ERIC Number: ED032122
Record Type: RIE
Publication Date: 1966
Reference Count: 0
Infant Mortality: A Challenge to the Nation.
Children's Bureau (DHEW), Washington, DC.
From 1956-1960 an estimated 34,000 infants annually failed to survive in many parts of the United States due to risks far in excess of those for some areas of the country. There is a growing gap between death rates for white and nonwhite infants in the United States, with the excess mortality rate of nonwhite infants continuing to rise. Only 15 states lowered infant mortality rates from 1960-62 to 1964. Large cities had an infant mortality rate of 27.9 in 1964, compared to the national average of 24.8. This was a result of a decrease in the death rate for white infants offset by an increase in the nonwhite infant mortality rate. Most U.S. counties which showed excess infant mortality had cities of 50,000 or more.
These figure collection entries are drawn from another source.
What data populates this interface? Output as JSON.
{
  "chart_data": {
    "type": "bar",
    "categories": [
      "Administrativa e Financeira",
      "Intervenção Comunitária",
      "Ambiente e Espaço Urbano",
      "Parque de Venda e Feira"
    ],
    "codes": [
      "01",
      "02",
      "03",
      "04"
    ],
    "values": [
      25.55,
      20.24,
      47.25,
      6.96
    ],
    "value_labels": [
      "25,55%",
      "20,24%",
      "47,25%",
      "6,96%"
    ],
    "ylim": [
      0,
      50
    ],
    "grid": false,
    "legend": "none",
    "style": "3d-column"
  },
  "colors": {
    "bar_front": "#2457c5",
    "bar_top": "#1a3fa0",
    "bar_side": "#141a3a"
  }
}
Urban areas had nearly three out of four excess neonatal deaths (under 28 days) in 1964. Twenty-two percent of the annual excess infant deaths occurred in the 21 largest cities, in areas with a low standard of living characterized by high maternal and infant death risks. Excess neonatal mortality in rural areas was concentrated in non-metropolitan counties. Excess white postneonatal deaths (1-11 months) were most frequent in rural and small urban areas, while excess postneonatal deaths of nonwhites was confined to urban areas. (DR)
Publication Type: N/A
Education Level: N/A
Authoring Institution: Children's Bureau (DHEW), Washington, DC.